New Equivalences Between Interpolation and SVMs: Kernels and Structured Features

Chiraag Kaushik,Andrew D. McRae,Mark A. Davenport,Vidya Muthukumar
2023-05-04
Abstract:The support vector machine (SVM) is a supervised learning algorithm that finds a maximum-margin linear classifier, often after mapping the data to a high-dimensional feature space via the kernel trick. Recent work has demonstrated that in certain sufficiently overparameterized settings, the SVM decision function coincides exactly with the minimum-norm label interpolant. This phenomenon of support vector proliferation (SVP) is especially interesting because it allows us to understand SVM performance by leveraging recent analyses of harmless interpolation in linear and kernel models. However, previous work on SVP has made restrictive assumptions on the data/feature distribution and spectrum. In this paper, we present a new and flexible analysis framework for proving SVP in an arbitrary reproducing kernel Hilbert space with a flexible class of generative models for the labels.
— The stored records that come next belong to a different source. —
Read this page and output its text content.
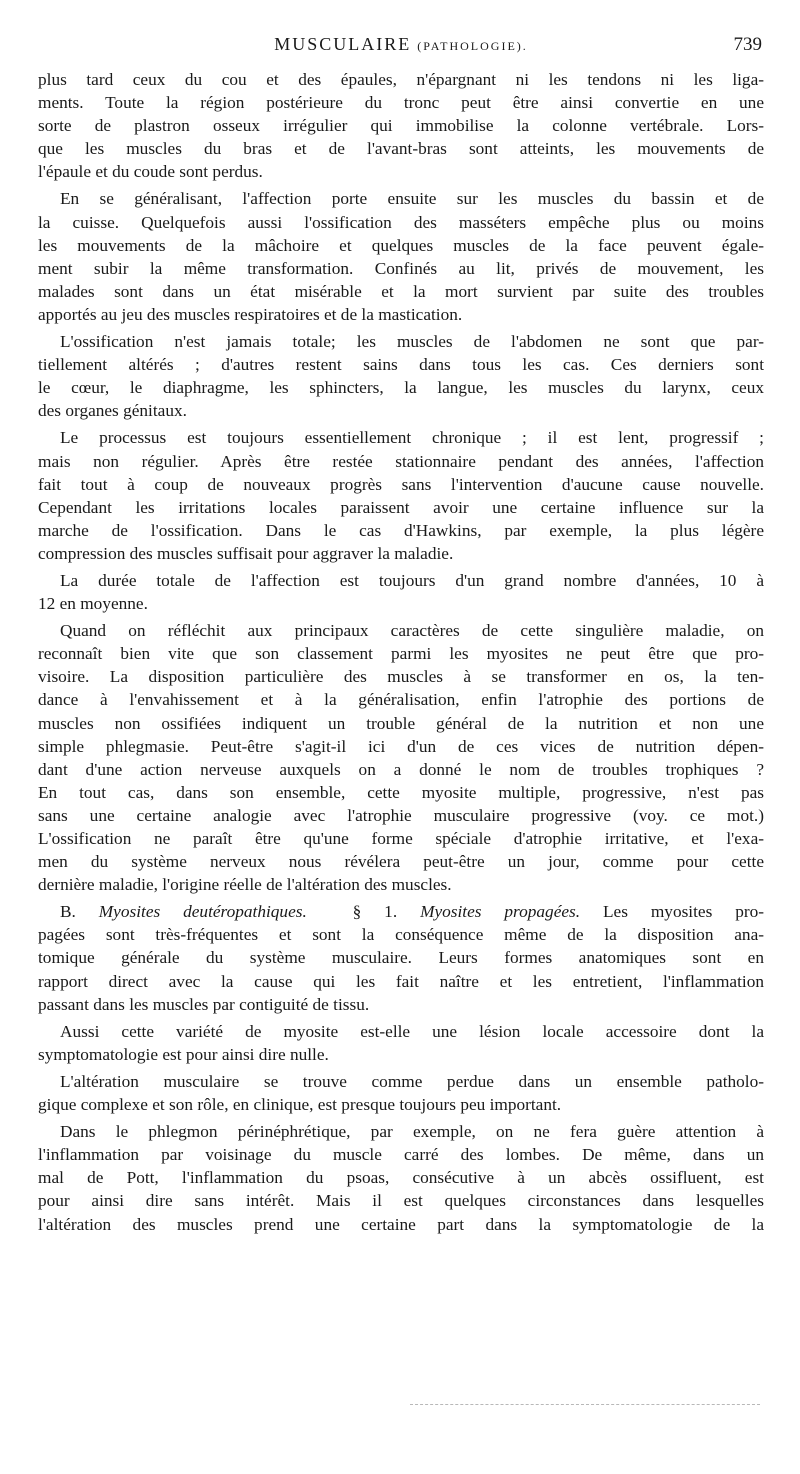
MUSCULAIRE (PATHOLOGIE).	739

plus tard ceux du cou et des épaules, n'épargnant ni les tendons ni les liga-
ments. Toute la région postérieure du tronc peut être ainsi convertie en une
sorte de plastron osseux irrégulier qui immobilise la colonne vertébrale. Lors-
que les muscles du bras et de l'avant-bras sont atteints, les mouvements de
l'épaule et du coude sont perdus.

En se généralisant, l'affection porte ensuite sur les muscles du bassin et de
la cuisse. Quelquefois aussi l'ossification des masséters empêche plus ou moins
les mouvements de la mâchoire et quelques muscles de la face peuvent égale-
ment subir la même transformation. Confinés au lit, privés de mouvement, les
malades sont dans un état misérable et la mort survient par suite des troubles
apportés au jeu des muscles respiratoires et de la mastication.

L'ossification n'est jamais totale; les muscles de l'abdomen ne sont que par-
tiellement altérés ; d'autres restent sains dans tous les cas. Ces derniers sont
le cœur, le diaphragme, les sphincters, la langue, les muscles du larynx, ceux
des organes génitaux.

Le processus est toujours essentiellement chronique ; il est lent, progressif ;
mais non régulier. Après être restée stationnaire pendant des années, l'affection
fait tout à coup de nouveaux progrès sans l'intervention d'aucune cause nouvelle.
Cependant les irritations locales paraissent avoir une certaine influence sur la
marche de l'ossification. Dans le cas d'Hawkins, par exemple, la plus légère
compression des muscles suffisait pour aggraver la maladie.

La durée totale de l'affection est toujours d'un grand nombre d'années, 10 à
12 en moyenne.

Quand on réfléchit aux principaux caractères de cette singulière maladie, on
reconnaît bien vite que son classement parmi les myosites ne peut être que pro-
visoire. La disposition particulière des muscles à se transformer en os, la ten-
dance à l'envahissement et à la généralisation, enfin l'atrophie des portions de
muscles non ossifiées indiquent un trouble général de la nutrition et non une
simple phlegmasie. Peut-être s'agit-il ici d'un de ces vices de nutrition dépen-
dant d'une action nerveuse auxquels on a donné le nom de troubles trophiques ?
En tout cas, dans son ensemble, cette myosite multiple, progressive, n'est pas
sans une certaine analogie avec l'atrophie musculaire progressive (voy. ce mot.)
L'ossification ne paraît être qu'une forme spéciale d'atrophie irritative, et l'exa-
men du système nerveux nous révélera peut-être un jour, comme pour cette
dernière maladie, l'origine réelle de l'altération des muscles.

B. Myosites deutéropathiques.	§ 1. Myosites propagées. Les myosites pro-
pagées sont très-fréquentes et sont la conséquence même de la disposition ana-
tomique générale du système musculaire. Leurs formes anatomiques sont en
rapport direct avec la cause qui les fait naître et les entretient, l'inflammation
passant dans les muscles par contiguité de tissu.

Aussi cette variété de myosite est-elle une lésion locale accessoire dont la
symptomatologie est pour ainsi dire nulle.

L'altération musculaire se trouve comme perdue dans un ensemble patholo-
gique complexe et son rôle, en clinique, est presque toujours peu important.

Dans le phlegmon périnéphrétique, par exemple, on ne fera guère attention à
l'inflammation par voisinage du muscle carré des lombes. De même, dans un
mal de Pott, l'inflammation du psoas, consécutive à un abcès ossifluent, est
pour ainsi dire sans intérêt. Mais il est quelques circonstances dans lesquelles
l'altération des muscles prend une certaine part dans la symptomatologie de la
We present conditions for SVP for features in the families of general bounded orthonormal systems (e.g. Fourier features) and independent sub-Gaussian features. In both cases, we show that SVP occurs in many interesting settings not covered by prior work, and we leverage these results to prove novel generalization results for kernel SVM classification.
Machine Learning
What problem does this paper attempt to address?
### Problems Addressed by the Paper The paper primarily explores the behavior of Support Vector Machines (SVM) in over-parameterized settings, particularly in kernel methods. Specifically: 1. **Support Vector Proliferation (SVP) Phenomenon**: - The paper investigates the phenomenon where, in certain over-parameterized settings, the decision function of the SVM coincides exactly with the minimum norm interpolation, known as Support Vector Proliferation (SVP). This phenomenon allows the performance of SVMs to be understood by studying the minimum norm interpolation. 2. **Theoretical Framework**: - A new analytical framework is proposed to demonstrate that in any Reproducing Kernel Hilbert Space (RKHS), the labels under different generative models satisfy the SVP condition. This includes general bounded orthogonal systems (such as Fourier features) and independent sub-Gaussian features. 3. **Generalization Performance**: - Using these results, new generalization results for kernel SVM classification are proven, especially in highly parameterized scenarios where traditional generalization bounds do not apply. 4. **Extension of Existing Work**: - Compared to previous work, the paper relaxes assumptions on data distribution and dimensionality, allowing for more structured feature mappings and not relying on the independence or sub-Gaussianity of features. 5. **Experimental Validation**: - Through specific examples (such as the double-layer ensemble model), the conditions under which SVP occurs in particular settings are demonstrated, and its effectiveness in highly structured features is validated. In summary, the paper aims to deepen the understanding of SVM behavior in over-parameterized settings and provides new theoretical tools to analyze its performance in complex feature spaces.